Das grundlegende Glied bei der Prävention der Sepsisentwicklung ist die rechtzeitige Diagnose von Infektions- und Entzündungsprozessen im menschlichen Körper und die Ernennung einer adäquaten Therapie. Die Auswahl der Therapie sollte in erster Linie auf dem ätiologischen Infektionsfaktor beruhen, der durch die Analyse der Empfindlichkeit der Flora möglich wird. Die behandelnden Spezialisten müssen notwendigerweise Erklärungsarbeit über den Schaden der Selbstbehandlung und die Notwendigkeit der rechtzeitigen Erkennung von Infektions- und anderen Entzündungsprozessen im Körper leisten.

Bei der Behandlung eines Patienten, der selbst an einem beschränkten eitrigen Entzündungsprozess ( Panaritium , Furunkel ) leidet, sollte bedacht werden , dass er ein potenzieller Patient für die Entwicklung einer Sepsis ist. In dieser Hinsicht sollte die chirurgische Behandlung des Patienten durch die Ernennung einer medizinischen entzündungshemmenden und antimikrobiellen Therapie unterstützt werden.
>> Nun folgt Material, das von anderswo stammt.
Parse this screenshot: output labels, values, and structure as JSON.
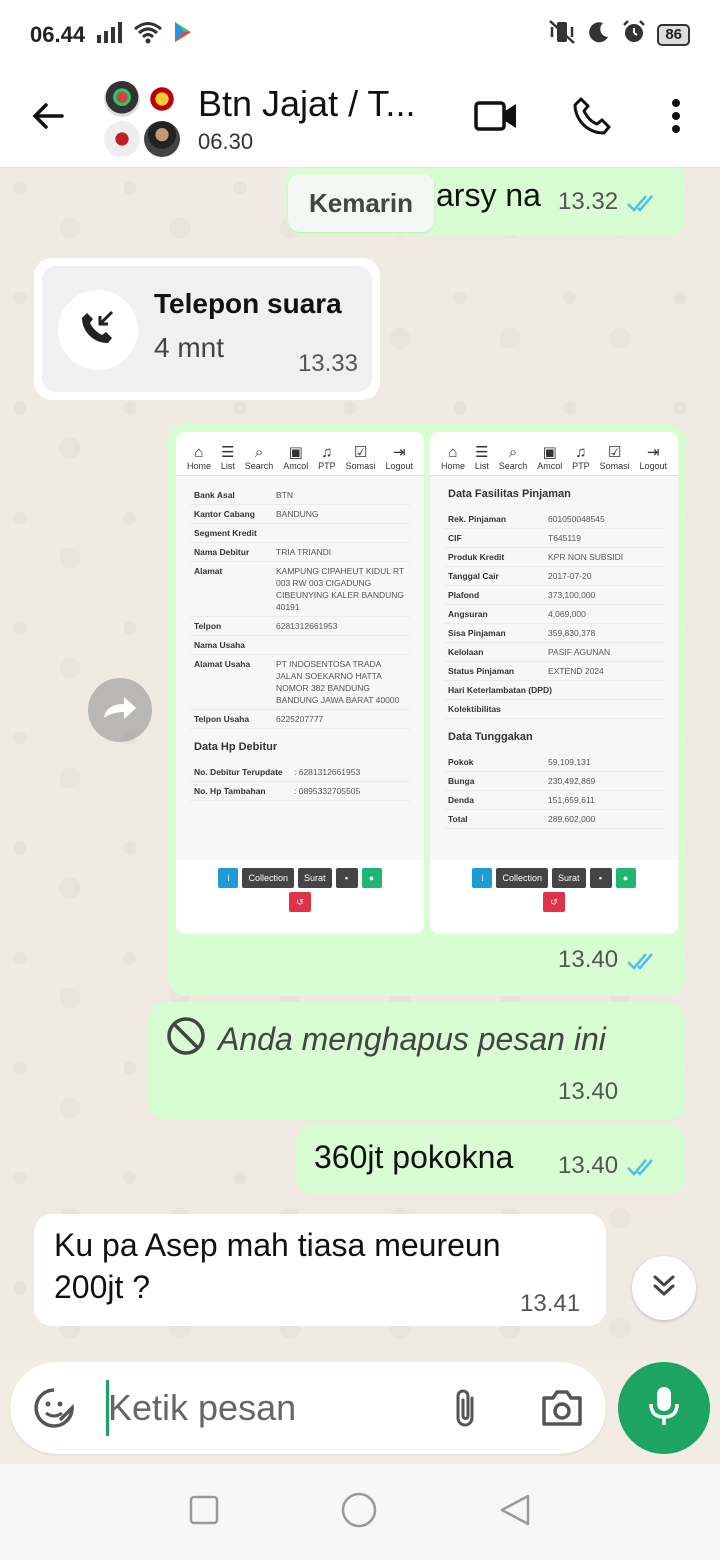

Bei der Erstuntersuchung des Patienten, der aufgrund der vorhandenen Wundoberfläche auf der Haut aufgenommen wurde, sollte der behandelnde Arzt den Aspekten der primären chirurgischen Behandlung unter Beachtung aller hygienischen und hygienischen Standards aseptischer und antiseptischer Behandlung besondere Aufmerksamkeit widmen.

Angesichts der vermehrten Inzidenz von postpartaler und postabortionärer Sepsis in der Morbiditätsstruktur dieser Pathologie sollte die Aufmerksamkeit der Gynäkologen auf die Einhaltung der Hygienestandards im OP-Saal erhöht werden. Darüber hinaus ist es notwendig, die Möglichkeit einer medizinischen Abtreibung außerhalb der medizinischen Einrichtung auszuschließen.

Als Prophylaxe für die Entwicklung von otogener und tonsilogener Sepsis ist eine regelmäßige Sanierung der Mundhöhle und der Ohrmuscheln erforderlich. Patienten, die die Funktion des Immunapparates beeinträchtigt haben, müssen prophylaktische Kurse für Immunstimulantien pflanzlichen Ursprungs durchgeführt werden, da diese Personen als Risiko für die Entwicklung einer Sepsis eingestuft werden.

? Sepsis - welcher Arzt hilft ? Wenn eine Sepsis vorliegt oder vermutet wird, sollten Sie sich unverzüglich bei einem Arzt, einem Spezialisten für Infektionskrankheiten, einem Chirurgen oder einem Hämatologen beraten lassen.